Это не физическая вещь, как шея Тедди, например – к которой я могу протянуть руку и сжать. Его на самом деле нельзя контролировать, или планировать, или манипулировать им, потому что его нет. Вселенная не ставила числа на наши календари и римские цифры на наши часы – это мы поместили их туда. Если бы время действительно существовало и я мог бы дотянуться и схватить его обеими руками – я бы это сделал. Я бы зажал его под мышкой борцовским захватом, где оно не могло бы пошевельнуться, и время застыло бы у меня под мышкой на восемь лет, и я смог бы догнать по возрасту Кэйтлин Спайс, и она смогла бы рассмотреть возможность целовать губы взрослого мужчины ее возраста. У меня была бы борода, потому что к тому времени волосы наконец начали бы как следует расти на моем лице. У меня был бы глубокий мужественный голос, которым я мог бы говорить с ней о политике и домашних делах, и о том, собаку какой породы нам следует завести, чтобы ей подходил наш маленький задний двор в Гэпе. Если бы мы не поместили эти цифры на свои часы, тогда Кэйтлин Спайс бы не старела, Кэйтлин Спайс бы просто была, и я мог бы быть с ней. Я всегда имел плохое чувство времени. Я только чувствовал, что иду с ним не в ногу. Но не в этот день. Не в этот момент у переднего окна гостиной дома номер пять по Ланселот-стрит, в Брекен-Ридже. Полдень. Где там «перекати-поле» и старая бабуля, закрывающая ставни в городском салуне?
Отец стоит с топорищем в правой руке. Видно, что он нервничает. Август стоит рядом с тонким металлическим прутом, который мы обычно используем как запирающий клин для кухонного окна. Я стою со своей битой «Грей Николлс сингл скуп»[58] – Экскалибур-пробивающий-камень среди крикетных бит, – купленной мною у ростовщиков в Сандгейте за пятнадцать долларов.
Слабые, пузатые воины в майках, шлепанцах и шортах перед битвой. Мы все умрем за нашу королеву, запертую в безопасном месте – в библиотеке дальше по коридору, которую мы постепенно освобождаем от книг. Даже отец готов умереть за нее, я полагаю. Может быть, так он сумеет доказать свою любовь к ней. Возможно, это его путь к искуплению – несколько шагов до переднего двора и удар топорищем в висок Тедди, и мама благодарно падает в его худые руки, а вытатуированный Нед Келли на его правом плече одобрительно поднимает большой палец в честь настоящей любви.

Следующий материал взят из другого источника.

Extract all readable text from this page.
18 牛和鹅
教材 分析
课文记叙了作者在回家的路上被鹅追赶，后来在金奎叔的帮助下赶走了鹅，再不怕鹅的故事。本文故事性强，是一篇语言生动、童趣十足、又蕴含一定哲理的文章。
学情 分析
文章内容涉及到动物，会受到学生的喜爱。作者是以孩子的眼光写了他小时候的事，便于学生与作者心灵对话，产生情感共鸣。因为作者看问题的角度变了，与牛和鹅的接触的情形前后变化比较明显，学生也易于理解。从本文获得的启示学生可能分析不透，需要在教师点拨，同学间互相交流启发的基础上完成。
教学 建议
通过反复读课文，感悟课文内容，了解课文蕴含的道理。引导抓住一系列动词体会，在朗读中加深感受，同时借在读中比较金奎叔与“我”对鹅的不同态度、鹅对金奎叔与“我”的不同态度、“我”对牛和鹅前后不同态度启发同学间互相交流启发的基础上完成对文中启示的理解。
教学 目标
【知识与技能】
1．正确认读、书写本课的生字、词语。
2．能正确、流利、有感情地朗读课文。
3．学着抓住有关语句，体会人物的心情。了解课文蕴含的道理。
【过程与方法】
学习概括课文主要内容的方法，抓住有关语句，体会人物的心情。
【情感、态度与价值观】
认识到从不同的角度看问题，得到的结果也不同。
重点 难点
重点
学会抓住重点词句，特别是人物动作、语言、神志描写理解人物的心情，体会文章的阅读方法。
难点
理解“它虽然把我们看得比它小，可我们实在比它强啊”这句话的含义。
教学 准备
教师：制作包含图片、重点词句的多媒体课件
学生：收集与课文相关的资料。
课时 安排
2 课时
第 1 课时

– Какого хера ты сказал, что я расшибу ему лицо?
– Я думал, это его отпугнет, – отвечаю я.
– Ты же знаешь, что я не умею драться вообще, не так ли? – говорит он.
– Я думал, что умеешь, когда ты бывал пьяным.
– Я лучше дерусь, когда пьяный.
Нам хана. Такова жизнь.
Желтый «Форд-Мустанг» вдруг появляется на улице и – ком в моем горле, дрожь в моих коленях – въезжает на нашу подъездную дорожку.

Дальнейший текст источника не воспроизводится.